Humor #446

A couple of goobers in a pickup truck drove into a lumberyard.

One of them walked into the office and said, “We need some four-by-twos.”

The clerk said, “You mean two-by-fours, don’t you?”

The man said, “I’ll go check,” and went back to the truck.

He returned a minute later and said, “Yeah, I meant two-by-fours.”

“All right. How long do you need them?”

The customer paused for a minute and said, “I’d better go check.”

After a while, he returned to the office and said,

“A long time. We’re gonna build a house.”

—–

USEFUL WORK CULTURE TIPS

Never walk down the hall without a document in your hands.

People with documents in their hands look like hardworking employees heading for important meetings.

People with nothing in their hands look like they’re heading for the cafeteria.

People with a newspaper in their hands look like they’re heading for the bathroom.

Above all, make sure you carry loads of stuff home with you at night, thus generating the false impression that you work longer hours than you do.

—–

A fourth-grade teacher was giving her pupils a lesson in logic.

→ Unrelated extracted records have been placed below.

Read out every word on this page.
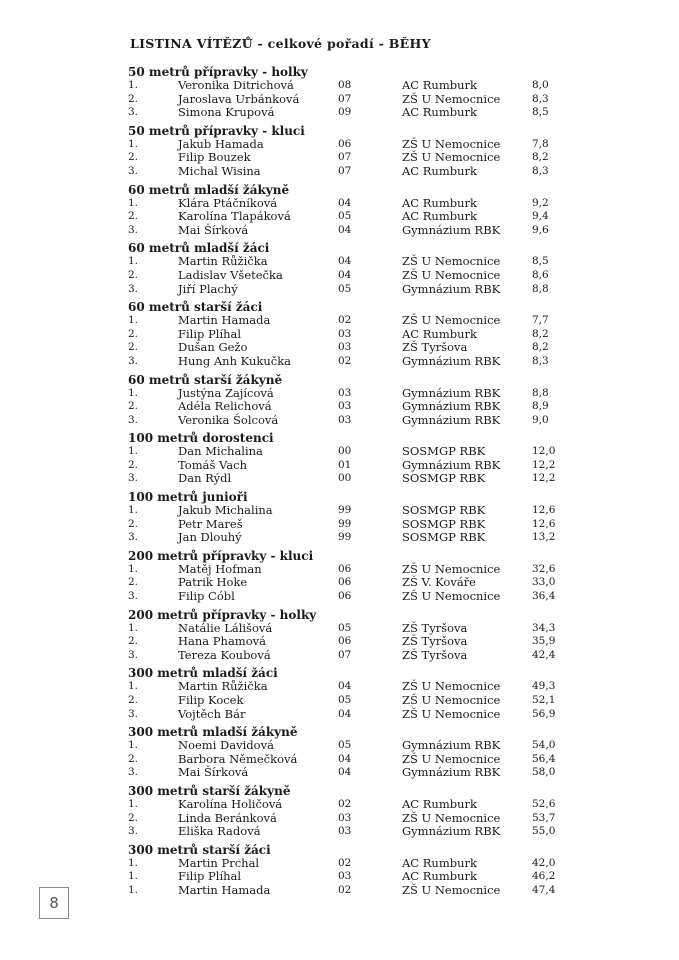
LISTINA VÍTĚZŮ - celkové pořadí - BĚHY
50 metrů přípravky - holky
1.	Veronika Ditrichová	08	AC Rumburk	8,0
2.	Jaroslava Urbánková	07	ZŠ U Nemocnice	8,3
3.	Simona Krupová	09	AC Rumburk	8,5
50 metrů přípravky - kluci
1.	Jakub Hamada	06	ZŠ U Nemocnice	7,8
2.	Filip Bouzek	07	ZŠ U Nemocnice	8,2
3.	Michal Wisina	07	AC Rumburk	8,3
60 metrů mladší žákyně
1.	Klára Ptáčníková	04	AC Rumburk	9,2
2.	Karolína Tlapáková	05	AC Rumburk	9,4
3.	Mai Šírková	04	Gymnázium RBK	9,6
60 metrů mladší žáci
1.	Martin Růžička	04	ZŠ U Nemocnice	8,5
2.	Ladislav Všetečka	04	ZŠ U Nemocnice	8,6
3.	Jiří Plachý	05	Gymnázium RBK	8,8
60 metrů starší žáci
1.	Martin Hamada	02	ZŠ U Nemocnice	7,7
2.	Filip Plíhal	03	AC Rumburk	8,2
2.	Dušan Gežo	03	ZŠ Tyršova	8,2
3.	Hung Anh Kukučka	02	Gymnázium RBK	8,3
60 metrů starší žákyně
1.	Justýna Zajícová	03	Gymnázium RBK	8,8
2.	Adéla Relichová	03	Gymnázium RBK	8,9
3.	Veronika Šolcová	03	Gymnázium RBK	9,0
100 metrů dorostenci
1.	Dan Michalina	00	SOSMGP RBK	12,0
2.	Tomáš Vach	01	Gymnázium RBK	12,2
3.	Dan Rýdl	00	SOSMGP RBK	12,2
100 metrů junioři
1.	Jakub Michalina	99	SOSMGP RBK	12,6
2.	Petr Mareš	99	SOSMGP RBK	12,6
3.	Jan Dlouhý	99	SOSMGP RBK	13,2
200 metrů přípravky - kluci
1.	Matěj Hofman	06	ZŠ U Nemocnice	32,6
2.	Patrik Hoke	06	ZŠ V. Kováře	33,0
3.	Filip Cóbl	06	ZŠ U Nemocnice	36,4
200 metrů přípravky - holky
1.	Natálie Lálišová	05	ZŠ Tyršova	34,3
2.	Hana Phamová	06	ZŠ Tyršova	35,9
3.	Tereza Koubová	07	ZŠ Tyršova	42,4
300 metrů mladší žáci
1.	Martin Růžička	04	ZŠ U Nemocnice	49,3
2.	Filip Kocek	05	ZŠ U Nemocnice	52,1
3.	Vojtěch Bár	04	ZŠ U Nemocnice	56,9
300 metrů mladší žákyně
1.	Noemi Davidová	05	Gymnázium RBK	54,0
2.	Barbora Němečková	04	ZŠ U Nemocnice	56,4
3.	Mai Šírková	04	Gymnázium RBK	58,0
300 metrů starší žákyně
1.	Karolína Holičová	02	AC Rumburk	52,6
2.	Linda Beránková	03	ZŠ U Nemocnice	53,7
3.	Eliška Radová	03	Gymnázium RBK	55,0
300 metrů starší žáci
1.	Martin Prchal	02	AC Rumburk	42,0
1.	Filip Plíhal	03	AC Rumburk	46,2
1.	Martin Hamada	02	ZŠ U Nemocnice	47,4
8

“Here is the situation,” she said. “A man is standing up in a boat in the middle of a river, fishing. He loses his balance, falls in, and begins splashing and yelling for help. His wife hears the commotion, knows he can’t swim, and runs down to the bank. Why do you think she ran to the bank?”

A girl raised her hand and asked, “To draw out all his savings?”

—–

A man has a heart attack and is brought to the hospital ER. The doctor tells him that he will not live unless he has a heart transplant right away. Another doctor runs into the room and says, “You’re in luck — two hearts just became available, so you will get to choose which one you want. One belongs to an attorney and the other to a social worker.”

The man quickly responds, “The attorney’s.”

The doctor says, “Wait! Don’t you want to know a little about them before you make your decision?”

The man says, “I already know enough. We all know that social workers are bleeding hearts and the attorney probably never used his. So I’ll take the attorney’s heart!”